Algorithm for allocating numbers into groups such that the maximum number of elements in the groups is minimized

38 Views Asked by At

Suppose there is a set of arrays $S= [A_1, A_2, ..., A_k] $, where $A_i$ is a finite subset of $\mathbb{Z}$. Given a positive integer $g$, I want to build $g$ sets $G_1,G_2,\dots,G_g$ such that $\forall i\in[k], \exists j\in[g], A_i \subseteq G_j$ and I want the maximum size of the groups minimized, i.e., $$\min \max_j |G_j|.$$

For example, $S=[[1,2,3],[2,5],[4,6,7]]$, $g=2$, then the optimal groups are $G_1=[1,2,3,5], G_2=[4,6,7]$, and the objective value is 4.

I wonder what's the optimal algorithm (or any algorithm better than enumerating all possible groups) for solving this problem?

2

There are 2 best solutions below

0
On

You can show that your problem is $\mathcal{NP}$-hard by reduction from multi-processor scheduling (take all the $A_i$ disjoint, and the size of the $A_i$ as the length of the tasks), so there is probably no polynomial time algorithm for this problem. Your problem (with $A_i$ not necessarily disjoint) can be seen as a subproblem of submodular scheduling (like for submodular bin-packing).

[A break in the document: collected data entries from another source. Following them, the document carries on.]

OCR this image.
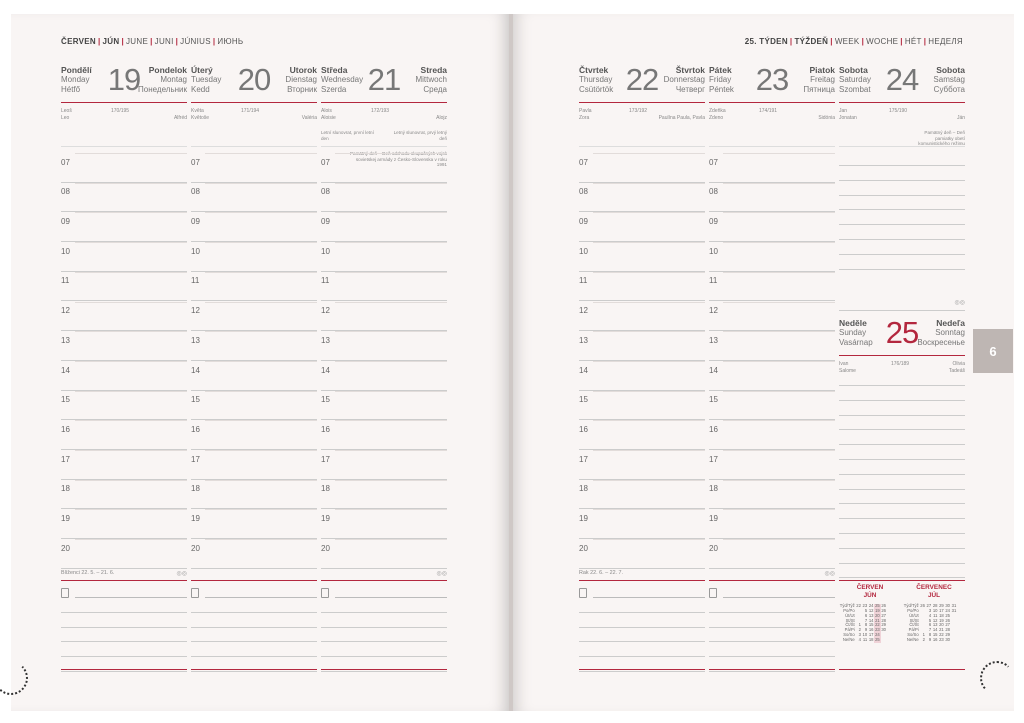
6
ČERVEN | JÚN | JUNE | JUNI | JÚNIUS | ИЮНЬ	25. TÝDEN | TÝŽDEŇ | WEEK | WOCHE | HÉT | НЕДЕЛЯ
Pondělí
Monday
Hétfő 19	Pondelok
Montag
Понедельник
Leoš	170/195
Leo	Alfréd
07
08
09
10
11
12
13
14
15
16
17
18
19
20
Blíženci 22. 5. – 21. 6.	◎◎
Úterý
Tuesday
Kedd 20	Utorok
Dienstag
Вторник
Květa	171/194
Květoše	Valéria
07
08
09
10
11
12
13
14
15
16
17
18
19
20
Středa
Wednesday
Szerda 21	Streda
Mittwoch
Среда
Alois	172/193
Aloisie	Alojz
Letní slunovrat, první letní den
Letný slunovrat, prvý letný deň
sovietskej armády z Česko-Slovenska v roku 1991
07
08
09
10
11
12
13
14
15
16
17
18
19
20
◎◎
Čtvrtek
Thursday
Csütörtök 22	Štvrtok
Donnerstag
Четверг
Pavla	173/192
Zora	Paulína Paula, Pavla
07
08
09
10
11
12
13
14
15
16
17
18
19
20
Rak 22. 6. – 22. 7.
Pátek
Friday
Péntek 23	Piatok
Freitag
Пятница
Zdeňka	174/191
Zdeno	Sidónia
07
08
09
10
11
12
13
14
15
16
17
18
19
20
◎◎
Sobota
Saturday
Szombat 24	Sobota
Samstag
Суббота
Jan	175/190
Jonatan	Ján
Pamätný deň – Deň pamiatky obetí komunistického režimu
◎◎
Neděle
Sunday
Vasárnap 25	Nedeľa
Sonntag
Воскресенье
Ivan	176/189	Olivia
Salome	Tadeáš
ČERVEN
JÚN
Týd/Týž	22	23	24	25	26
Po/Po		5	12	19	26
Út/Ut		6	13	20	27
St/St		7	14	21	28
Čt/Št	1	8	15	22	29
Pá/Pi	2	9	16	23	30
So/So	3	10	17	24	
Ne/Ne	4	11	18	25	
ČERVENEC
JÚL
Týd/Týž	26	27	28	29	30	31
Po/Po		3	10	17	24	31
Út/Ut		4	11	18	25	
St/St		5	12	19	26	
Čt/Št		6	13	20	27	
Pá/Pi		7	14	21	28	
So/So	1	8	15	22	29	
Ne/Ne	2	9	16	23	30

If $g$ is fixed and that all the $A_i$ are disjoint, then the problem is polynomial by using a dynamic programming algorithm (weakly polynomial for scheduling, but strongly polynomial in your case). I don't see how the dynamic programming algorithm can be adapted in the general case, but maybe you can do something about it.

Note that there always are better algorithms than enumerating all possible groups, even when the problem is $\mathcal{NP}$-hard. Depending on the size of the instances at hand, full generation can be good enough for small instances, otherwise, you can do a branch and bound with some clever bound on your cost function, or model the problem with mathematical programming if your instances are very large.

0
On

You can solve the problem via integer linear programming as follows. Let binary decision variable $x_{ij}$ indicate whether set $A_i$ is assigned to group $G_j$. Let binary decision variable $y_{kj}$ indicate whether element $k$ appears in group $j$. Let nonnegative integer decision variable $z$ represent $\max_j |G_j|$. The problem is to minimize $z$ subject to linear constraints \begin{align} \sum_j x_{ij} &= 1 &&\text{for all $i$} \tag1\label1 \\ x_{ij} &\le y_{kj} &&\text{for all $i$, $k\in A_i$, and $j$} \tag2\label2 \\ \sum_k y_{kj} &\le z &&\text{for all $j$} \tag3\label3 \end{align} Constraint \eqref{1} assigns each set to exactly one group. Constraint \eqref{2} enforces the implication: if $A_i$ is assigned to $G_j$, then all elements of $A_i$ appear in $G_j$. Constraint \eqref{3} enforces the min-max objective.

A weaker but smaller formulation replaces \eqref{2} with the aggregation $|A_i|x_{ij} \le \sum_{k\in A_i} y_{kj}$ for all $i$ and $j$.